During this last week before Christmas, high streets and shopping centres become full of last minute shoppers, with hands full of bags, elbows freshly sharpened and a general air of escalating panic.

For these people, a one-stop shop like a department store which stocks gifts for everyone from Great Grandmas to the next door neighbour‘s cat is usually the first port of call. Around this festive period, more shops start offering concessions in-store to further diversify their offerings and boost sales.

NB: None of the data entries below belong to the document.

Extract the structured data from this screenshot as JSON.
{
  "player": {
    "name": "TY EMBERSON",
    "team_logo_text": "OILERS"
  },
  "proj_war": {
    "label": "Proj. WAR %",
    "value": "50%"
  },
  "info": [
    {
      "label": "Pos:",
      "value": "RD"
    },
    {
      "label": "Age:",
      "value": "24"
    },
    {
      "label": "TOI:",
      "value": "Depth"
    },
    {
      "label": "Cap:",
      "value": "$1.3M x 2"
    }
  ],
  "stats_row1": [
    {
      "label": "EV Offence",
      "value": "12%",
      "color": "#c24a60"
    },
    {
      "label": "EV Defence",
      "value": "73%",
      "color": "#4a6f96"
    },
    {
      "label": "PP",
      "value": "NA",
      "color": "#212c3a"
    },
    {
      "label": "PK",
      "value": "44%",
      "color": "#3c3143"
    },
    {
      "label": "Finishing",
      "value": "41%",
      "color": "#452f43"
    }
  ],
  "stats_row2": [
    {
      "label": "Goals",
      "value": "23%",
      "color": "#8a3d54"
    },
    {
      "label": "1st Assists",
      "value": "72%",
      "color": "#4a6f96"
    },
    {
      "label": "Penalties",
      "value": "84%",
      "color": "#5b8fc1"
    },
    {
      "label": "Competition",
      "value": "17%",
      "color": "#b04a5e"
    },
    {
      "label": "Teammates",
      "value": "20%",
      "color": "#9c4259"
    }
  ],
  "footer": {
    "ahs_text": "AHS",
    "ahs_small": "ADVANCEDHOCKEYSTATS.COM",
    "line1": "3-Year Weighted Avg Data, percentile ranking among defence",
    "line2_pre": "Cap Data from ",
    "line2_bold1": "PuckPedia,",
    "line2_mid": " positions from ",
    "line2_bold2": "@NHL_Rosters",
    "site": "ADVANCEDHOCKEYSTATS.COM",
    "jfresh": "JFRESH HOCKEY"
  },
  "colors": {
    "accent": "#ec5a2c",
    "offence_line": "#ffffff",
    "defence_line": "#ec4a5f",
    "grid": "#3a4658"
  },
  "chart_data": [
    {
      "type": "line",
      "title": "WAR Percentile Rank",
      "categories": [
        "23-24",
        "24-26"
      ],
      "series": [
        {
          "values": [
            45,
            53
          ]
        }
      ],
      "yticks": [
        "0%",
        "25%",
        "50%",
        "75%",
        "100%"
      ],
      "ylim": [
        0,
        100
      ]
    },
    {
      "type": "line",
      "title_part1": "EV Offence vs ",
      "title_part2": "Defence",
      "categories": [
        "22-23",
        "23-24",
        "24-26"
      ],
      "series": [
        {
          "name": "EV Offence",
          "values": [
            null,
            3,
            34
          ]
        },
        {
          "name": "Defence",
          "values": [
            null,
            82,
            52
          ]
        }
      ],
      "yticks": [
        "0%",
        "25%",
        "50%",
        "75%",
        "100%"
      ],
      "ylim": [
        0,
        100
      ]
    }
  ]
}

Concessions are beneficial for retailers, enabling them to fill empty space in their shops, supplement their offering and appeal to a broader range of customers. They‘re good for concessionaires who can enter into a more flexible, shorter term arrangement than a lease. And they‘re good for shoppers who can buy a designer dress in Topshop, Laura Ashley wallpaper in Homebase, Paperchase products in Waterstones and a Costa medio iced, skinny, decaff, soya, hazelnut latte with an extra shot from WH Smith.

However, concessions aren‘t as straightforward as just letting someone share your shop – there are legal requirements to consider and pitfalls to avoid.

Checking your lease is a vital first step and if concessions aren‘t permitted you will need to ask your landlord for the lease to be varied which will, unfortunately, come at a price. In the future, make sure your solicitor negotiates the right to grant concessions into a new lease, or even better ask the landlord‘s agent to include it in the head of terms – most switched–on, well advised landlords will agree to it. Where a lease allows the granting of concessions you can usually do so without landlord‘s consent, although notice of the arrangement sometimes has to be given.

The next thing to consider is the concession agreement itself which is a potential minefield. It must be careful not to create a landlord and tenant relationship and the concessionaire can‘t be given exclusive possession of part of the shop or there is a danger that they could acquire statutory rights over that area – in other words they can‘t be made to leave at the end of the concession arrangement or (worse from the landlord‘s point of view) at the end of the term of the retailer‘s lease. Therefore concessionaires need to be moved around at intervals. Department stores excel at this – confusing shoppers but ensuring they don‘t fall foul of the law. Of course whilst it‘s easy for Debenhams to swap Jasper Conran for John Rocha it‘s much harder to relocate a concessionaire within a small shop.

Another potential problem is the concessionaire‘s user. If a shop unit has A1 use, planning consent would be needed to use part of it for an A3 restaurant and landlord‘s consent for the change of use might be required as well – both of which involve expense and delay. So plan ahead – take a lease of a unit which already has A3 consent and make sure landlord‘s consent isn‘t required for change of use.

So as long as concessions are put in place properly, they offer a real opportunity for retailers who wish to utilise empty space and introduce innovation and vibrancy into our high streets. And for increasingly time and cash-strapped shoppers, concessions offer the choice and convenience they crave – especially in the run-up to Christmas.